Unknown to most people, LinkedIn now allows students in many countries to join the networking platform from the age of thirteen.  This is a smart move on LinkedIn’s part because they figure that most teenagers will have grown up with a mobile device in their hands, and will inevitably use it to research universities, colleges, business people, entrepreneurs, companies and careers that might be of interest – all of which you can do on the site. LinkedIn is also eager for students to learn the art of social networking, so that they can begin to build their professional story online.

LinkedIn first appeared in 2003, though wasn’t the first professional networking site where you could find, connect and engage with people online.  In many ways, we have lost ‘social networking’ to the noise that is now ‘social media’, but it’s vital that teenagers learn about its importance so they can start to build their online professional identity.

Transitioning from informal social media to professional social networking is a wake-up call for many.  Most of the students I’ve spoken to have no idea that a future recruiter or employer might well be interested in seeing their wider social media posts – indeed, even some graduates at the University of Cambridge were shocked when I told them this. But there are some simple and practical steps that a teenager can take to start building their online identity and reputation.

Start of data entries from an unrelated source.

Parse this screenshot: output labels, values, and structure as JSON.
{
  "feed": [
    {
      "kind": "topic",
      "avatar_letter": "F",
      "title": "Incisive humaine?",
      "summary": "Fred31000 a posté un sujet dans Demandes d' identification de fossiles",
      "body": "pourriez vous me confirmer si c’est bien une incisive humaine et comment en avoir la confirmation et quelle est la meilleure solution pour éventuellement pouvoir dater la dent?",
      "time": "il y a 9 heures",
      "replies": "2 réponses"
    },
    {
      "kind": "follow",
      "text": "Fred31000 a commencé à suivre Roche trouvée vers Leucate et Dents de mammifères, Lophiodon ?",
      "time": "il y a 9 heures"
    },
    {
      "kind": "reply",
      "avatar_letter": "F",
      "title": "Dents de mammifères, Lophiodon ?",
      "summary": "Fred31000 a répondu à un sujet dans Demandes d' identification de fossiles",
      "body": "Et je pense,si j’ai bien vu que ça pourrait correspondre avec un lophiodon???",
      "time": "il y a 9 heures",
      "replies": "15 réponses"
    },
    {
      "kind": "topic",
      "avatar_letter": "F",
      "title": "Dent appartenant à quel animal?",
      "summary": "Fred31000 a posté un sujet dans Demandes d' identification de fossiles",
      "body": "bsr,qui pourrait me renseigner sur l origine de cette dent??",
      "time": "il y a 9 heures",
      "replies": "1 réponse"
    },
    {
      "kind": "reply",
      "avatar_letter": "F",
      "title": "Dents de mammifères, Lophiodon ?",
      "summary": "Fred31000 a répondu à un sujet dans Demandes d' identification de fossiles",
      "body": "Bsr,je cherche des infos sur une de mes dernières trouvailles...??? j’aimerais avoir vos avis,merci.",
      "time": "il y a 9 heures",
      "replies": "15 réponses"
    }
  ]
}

LinkedIn is free to join, and whilst there is a premium version, most students won’t need it because the free version includes more than enough features to help them.

So, the first step is to create a profile with a friendly and professional photo. “Can I use a selfie?” is one of the inevitable first questions that I’m asked, and whilst the answer is theoretically correct, students soon get the idea of what is appropriate or not when I show them a selection of different photos they can choose from.

In the early days of joining LinkedIn, there’s clearly not a huge amount that you can add to your profile, but there are some important things to get you going. For example, those students who do the Duke of Edinburgh Award, can include this – regardless of what level you have reached.  At the Bronze level, you are required to complete a minimum of three months volunteering, which not only gives you valuable experience, but which is also attractive to potential employers. According to LinkedIn, recruiters often consider unpaid volunteer work just as important as paid work when assessing candidates, so even if you haven’t done DofE, any volunteer work is a valuable part of your LinkedIn profile.

In my LinkedIn workshops for teenagers I go on to ask them what else they could include on their LinkedIn profile, and it doesn’t take long for them to suggest things like:

  • Being able to speak another language
  • Playing team sports at school
  • Enjoying a regular pastime outside school
  • Playing a musical instrument
  • Becoming a team captain, Head Boy or Head Girl
  • Getting involved in the local community

All of these are great for students to add to their LinkedIn presence, and many take to filling out their profile like a duck to water.

Older students such as sixth formers go on to add GCSE and A Level results along with any prizes and awards that they have won at school.

Other features hidden away on LinkedIn are university pages, where students can follow updates from these organisations – giving them great insights into what happens there.  Students can also reach out to other LinkedIn members who have attended those universities to get the ‘insiders’ view.  I also teach them the right and wrong ways to reach out and engage with people.

Yes, LinkedIn is used by many as a Jobs Site, but what most people don’t realise is that LinkedIn has changed significantly over the years.  Part of LinkedIn’s strategy is to position itself as an indispensable business tool that has value for everyone – regardless of where you are in your career.

What’s really exciting is that LinkedIn is now available to students, and with care and training can be a powerful and valuable addition to how Careers professionals in schools can support their students to research higher education and careers, whilst also starting the process of building and shaping their online professional identity.